Would parthenogenesis really be ethically acceptable?

The parthenogenetic creation of primate embryos with subsequent production of stem cells suggests a new, perhaps somewhat less ethically controversial direction in research aimed at treating human diseases with stem cell-derived therapies. There is no doubt that the Catholic Church would denounce it on the basis of two couples not being involved in the creation of the initial embryo but they would have certain difficulties explaining when exactly a life force actually entered the cell to make it a potential human being. This would become more difficult if human parthenogenesis was found to occur by some simple method such as heating or electrifying the cell, which is one of the reasons that I maintain that life is a continium. Anyway, it is now known that a team of scientists from Mayo Clinic, Sloan Kettering Cancer Centre and Wake Forest University working with a Massachusetts biotechnology company recently managed to create primate embryos parthenogenetically. The research involved stimulating a monkey egg to grow without any help from sperm. The researchers used chemicals to signal the eggs not to eject half of their chromosomes (as they would do in sexual reproduction) and command the eggs to start dividing. In this case the resulting mass of 100 or so cells, known as the blastocyst, cannot become a viable organism when produced with the new technique. Four of 28 parthogenetic eggs developed into blastocysts. The researchers were able to derive a single stem cell line from one of the blastocysts.

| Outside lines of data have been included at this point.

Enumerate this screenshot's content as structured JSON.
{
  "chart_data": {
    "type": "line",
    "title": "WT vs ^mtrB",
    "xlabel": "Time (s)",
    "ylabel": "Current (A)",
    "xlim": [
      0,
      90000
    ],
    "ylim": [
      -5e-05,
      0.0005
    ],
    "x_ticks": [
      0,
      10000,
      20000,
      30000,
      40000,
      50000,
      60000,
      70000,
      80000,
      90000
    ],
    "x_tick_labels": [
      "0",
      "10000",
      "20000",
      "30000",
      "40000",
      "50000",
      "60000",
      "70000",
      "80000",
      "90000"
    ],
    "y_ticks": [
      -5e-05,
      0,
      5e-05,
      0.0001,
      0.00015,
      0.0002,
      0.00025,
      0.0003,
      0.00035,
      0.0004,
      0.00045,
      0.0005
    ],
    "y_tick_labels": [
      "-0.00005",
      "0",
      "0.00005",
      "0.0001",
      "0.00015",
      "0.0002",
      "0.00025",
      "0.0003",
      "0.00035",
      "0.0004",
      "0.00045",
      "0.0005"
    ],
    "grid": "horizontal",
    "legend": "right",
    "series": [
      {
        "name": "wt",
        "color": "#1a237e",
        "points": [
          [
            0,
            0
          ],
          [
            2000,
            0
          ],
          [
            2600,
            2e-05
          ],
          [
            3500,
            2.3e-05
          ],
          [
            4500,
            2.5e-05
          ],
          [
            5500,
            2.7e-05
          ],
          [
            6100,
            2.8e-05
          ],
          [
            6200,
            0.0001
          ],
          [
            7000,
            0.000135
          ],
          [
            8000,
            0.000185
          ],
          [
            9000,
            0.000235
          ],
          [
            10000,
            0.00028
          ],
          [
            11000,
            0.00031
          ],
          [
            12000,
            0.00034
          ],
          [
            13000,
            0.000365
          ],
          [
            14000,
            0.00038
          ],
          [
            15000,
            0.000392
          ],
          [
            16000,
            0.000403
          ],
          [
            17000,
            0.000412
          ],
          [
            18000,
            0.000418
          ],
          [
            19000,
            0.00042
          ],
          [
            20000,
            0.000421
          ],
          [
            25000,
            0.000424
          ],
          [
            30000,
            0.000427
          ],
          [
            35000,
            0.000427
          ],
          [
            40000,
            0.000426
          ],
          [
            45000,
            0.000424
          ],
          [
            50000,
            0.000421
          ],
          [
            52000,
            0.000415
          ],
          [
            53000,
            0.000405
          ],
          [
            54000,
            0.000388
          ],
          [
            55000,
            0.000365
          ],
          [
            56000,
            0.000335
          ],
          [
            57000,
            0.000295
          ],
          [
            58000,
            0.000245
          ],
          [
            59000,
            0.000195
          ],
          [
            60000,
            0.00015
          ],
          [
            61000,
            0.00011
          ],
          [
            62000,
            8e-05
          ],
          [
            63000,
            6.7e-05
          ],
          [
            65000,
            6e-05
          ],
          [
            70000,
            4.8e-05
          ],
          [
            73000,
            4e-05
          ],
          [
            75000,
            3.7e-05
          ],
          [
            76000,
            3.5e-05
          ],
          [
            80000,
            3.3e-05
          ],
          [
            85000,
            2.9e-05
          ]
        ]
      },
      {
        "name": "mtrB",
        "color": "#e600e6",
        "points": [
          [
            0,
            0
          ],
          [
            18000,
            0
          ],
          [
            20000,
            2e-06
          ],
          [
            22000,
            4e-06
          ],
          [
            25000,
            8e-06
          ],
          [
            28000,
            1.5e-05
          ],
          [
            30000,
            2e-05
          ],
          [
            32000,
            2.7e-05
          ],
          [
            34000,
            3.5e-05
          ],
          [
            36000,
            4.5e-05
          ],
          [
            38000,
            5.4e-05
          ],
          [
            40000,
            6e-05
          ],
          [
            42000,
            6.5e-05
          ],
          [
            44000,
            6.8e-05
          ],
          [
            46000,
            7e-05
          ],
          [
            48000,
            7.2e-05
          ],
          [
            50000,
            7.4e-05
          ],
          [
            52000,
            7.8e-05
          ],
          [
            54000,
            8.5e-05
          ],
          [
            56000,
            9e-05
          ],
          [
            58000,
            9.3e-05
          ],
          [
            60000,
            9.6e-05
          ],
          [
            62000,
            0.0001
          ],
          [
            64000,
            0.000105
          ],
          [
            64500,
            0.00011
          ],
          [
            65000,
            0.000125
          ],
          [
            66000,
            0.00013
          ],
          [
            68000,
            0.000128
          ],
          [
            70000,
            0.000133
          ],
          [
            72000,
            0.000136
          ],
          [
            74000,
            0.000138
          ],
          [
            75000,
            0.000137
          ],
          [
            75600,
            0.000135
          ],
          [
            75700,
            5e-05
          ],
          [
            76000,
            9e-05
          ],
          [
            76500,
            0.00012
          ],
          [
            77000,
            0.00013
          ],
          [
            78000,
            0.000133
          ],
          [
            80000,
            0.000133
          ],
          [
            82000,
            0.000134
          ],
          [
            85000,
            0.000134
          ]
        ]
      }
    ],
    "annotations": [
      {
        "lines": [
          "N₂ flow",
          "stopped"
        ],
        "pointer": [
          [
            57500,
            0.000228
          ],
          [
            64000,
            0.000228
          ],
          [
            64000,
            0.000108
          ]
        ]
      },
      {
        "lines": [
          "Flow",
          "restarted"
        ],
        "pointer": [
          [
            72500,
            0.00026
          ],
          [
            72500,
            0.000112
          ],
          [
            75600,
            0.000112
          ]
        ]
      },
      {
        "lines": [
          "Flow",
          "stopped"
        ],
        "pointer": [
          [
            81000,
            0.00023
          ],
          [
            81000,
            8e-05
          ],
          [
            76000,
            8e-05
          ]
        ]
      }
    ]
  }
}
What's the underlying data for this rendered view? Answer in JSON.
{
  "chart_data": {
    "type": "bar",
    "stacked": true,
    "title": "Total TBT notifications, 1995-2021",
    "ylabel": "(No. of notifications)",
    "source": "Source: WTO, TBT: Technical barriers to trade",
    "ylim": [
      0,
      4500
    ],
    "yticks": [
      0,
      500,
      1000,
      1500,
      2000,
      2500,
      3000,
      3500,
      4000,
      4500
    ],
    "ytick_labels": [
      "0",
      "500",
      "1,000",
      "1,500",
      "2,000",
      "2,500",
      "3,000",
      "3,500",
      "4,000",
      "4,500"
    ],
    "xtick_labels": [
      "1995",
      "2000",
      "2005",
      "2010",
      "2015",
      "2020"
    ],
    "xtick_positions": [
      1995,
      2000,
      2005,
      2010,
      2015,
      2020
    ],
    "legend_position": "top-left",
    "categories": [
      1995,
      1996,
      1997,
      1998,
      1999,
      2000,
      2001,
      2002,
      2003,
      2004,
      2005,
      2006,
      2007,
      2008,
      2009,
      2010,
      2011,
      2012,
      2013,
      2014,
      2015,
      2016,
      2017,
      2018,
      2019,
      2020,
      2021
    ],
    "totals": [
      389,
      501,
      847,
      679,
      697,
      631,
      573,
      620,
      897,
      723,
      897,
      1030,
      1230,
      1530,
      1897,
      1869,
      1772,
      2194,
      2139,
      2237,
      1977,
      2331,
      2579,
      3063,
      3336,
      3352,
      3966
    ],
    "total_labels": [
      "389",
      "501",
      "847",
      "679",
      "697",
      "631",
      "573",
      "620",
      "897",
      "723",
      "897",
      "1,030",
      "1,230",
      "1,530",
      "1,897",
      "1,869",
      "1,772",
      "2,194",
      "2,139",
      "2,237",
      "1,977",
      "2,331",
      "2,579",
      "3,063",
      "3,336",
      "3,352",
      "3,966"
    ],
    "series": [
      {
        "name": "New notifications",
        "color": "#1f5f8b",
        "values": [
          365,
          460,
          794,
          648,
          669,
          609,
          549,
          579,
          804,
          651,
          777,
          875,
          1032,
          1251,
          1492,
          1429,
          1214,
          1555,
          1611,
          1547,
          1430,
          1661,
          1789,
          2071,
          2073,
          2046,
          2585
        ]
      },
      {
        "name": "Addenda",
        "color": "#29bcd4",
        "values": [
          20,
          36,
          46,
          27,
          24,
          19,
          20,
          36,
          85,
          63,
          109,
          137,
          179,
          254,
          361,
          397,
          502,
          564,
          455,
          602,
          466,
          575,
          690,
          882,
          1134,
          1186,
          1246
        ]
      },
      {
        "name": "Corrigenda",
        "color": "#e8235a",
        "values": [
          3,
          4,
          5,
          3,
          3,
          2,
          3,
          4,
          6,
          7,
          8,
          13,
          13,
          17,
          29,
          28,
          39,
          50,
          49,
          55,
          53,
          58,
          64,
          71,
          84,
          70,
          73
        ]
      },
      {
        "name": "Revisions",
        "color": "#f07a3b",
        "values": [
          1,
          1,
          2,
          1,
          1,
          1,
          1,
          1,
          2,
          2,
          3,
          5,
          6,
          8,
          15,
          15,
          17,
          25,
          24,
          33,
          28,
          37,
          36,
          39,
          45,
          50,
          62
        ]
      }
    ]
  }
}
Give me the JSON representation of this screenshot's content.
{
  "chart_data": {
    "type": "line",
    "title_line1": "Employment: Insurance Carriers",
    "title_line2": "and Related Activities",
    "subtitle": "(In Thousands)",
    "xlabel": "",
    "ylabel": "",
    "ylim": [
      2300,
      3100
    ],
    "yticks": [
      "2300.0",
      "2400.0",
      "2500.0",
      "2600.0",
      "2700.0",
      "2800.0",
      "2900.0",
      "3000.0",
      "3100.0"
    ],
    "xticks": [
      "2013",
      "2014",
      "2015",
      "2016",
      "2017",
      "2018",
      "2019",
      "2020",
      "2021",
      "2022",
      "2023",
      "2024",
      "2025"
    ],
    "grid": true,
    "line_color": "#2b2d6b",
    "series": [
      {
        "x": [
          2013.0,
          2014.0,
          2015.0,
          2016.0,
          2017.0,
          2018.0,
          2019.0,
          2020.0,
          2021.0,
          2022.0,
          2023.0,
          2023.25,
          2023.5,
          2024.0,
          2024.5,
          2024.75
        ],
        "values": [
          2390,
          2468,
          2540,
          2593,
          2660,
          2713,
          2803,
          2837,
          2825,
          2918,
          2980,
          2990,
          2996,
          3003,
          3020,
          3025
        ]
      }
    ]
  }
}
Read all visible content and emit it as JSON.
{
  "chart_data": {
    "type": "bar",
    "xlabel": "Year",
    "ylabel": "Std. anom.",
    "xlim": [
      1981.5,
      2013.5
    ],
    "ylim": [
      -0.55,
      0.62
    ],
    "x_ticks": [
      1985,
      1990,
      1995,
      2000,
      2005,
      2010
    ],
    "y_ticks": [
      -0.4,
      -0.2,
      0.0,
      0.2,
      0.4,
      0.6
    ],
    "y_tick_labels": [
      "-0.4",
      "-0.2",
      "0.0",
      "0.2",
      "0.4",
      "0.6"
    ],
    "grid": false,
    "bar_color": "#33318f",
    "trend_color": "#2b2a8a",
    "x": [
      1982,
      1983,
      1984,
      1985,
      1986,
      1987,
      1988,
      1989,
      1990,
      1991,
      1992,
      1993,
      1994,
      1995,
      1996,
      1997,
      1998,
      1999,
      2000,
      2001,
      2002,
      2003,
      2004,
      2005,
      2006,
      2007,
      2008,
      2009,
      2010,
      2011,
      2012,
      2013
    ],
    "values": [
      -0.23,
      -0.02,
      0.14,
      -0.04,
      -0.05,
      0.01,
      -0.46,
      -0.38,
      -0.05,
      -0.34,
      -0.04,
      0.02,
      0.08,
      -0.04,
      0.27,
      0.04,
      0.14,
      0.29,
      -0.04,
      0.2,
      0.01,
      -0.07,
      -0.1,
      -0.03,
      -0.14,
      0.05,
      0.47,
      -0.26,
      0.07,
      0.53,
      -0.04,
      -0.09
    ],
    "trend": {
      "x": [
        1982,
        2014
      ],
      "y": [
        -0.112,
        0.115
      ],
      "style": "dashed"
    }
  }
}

Moreover, they were able to tease stem cells derived from the asexually derived embryos to produce numerous types of cells including brain, heart and smooth muscle cells. A particularly promising development was the report that the researchers were also able to produce midbrain dopamine neurons, with the hope is that some day such cells could replace dysfunctional cells in the brains of patients with central nervous disorders such as Parkinson’s disease and Huntington’s disease. This study suggests an alternative to human therapeutic cloning as differentiated cell types derived in vitro by parthenogenesis eliminate the requirement to produce or disaggregate a normal, competent embryo and may circumvent the ethical concerns voiced by some, positively impacting the debate in stem cell research,” the researchers noted in Science.

How long will it be before human parthenogenesis is achieved?

Researchers from the same biotech company that supported the current research, Advanced Cell Technologies, created considerable controversy in November of last year when they announced they had cloned human embryos. The embryos had not grown beyond six cells and had not produced stem cells. While the race is on to create parthenogenetic human embryos, considerable doubts remain regarding the safety and efficacy of this approach. Researchers believe that the male DNA that mixes with the females DNA in the egg probably has an important role to play in gene activation in at least some kinds of stem cells. For example, studies in mice produced parthenogenetically suggest that those stem cells differentiate more readily into neurons than into other cell types such a muscle. The hypothesis that such cells would indeed be immune-privileged also remains unproven.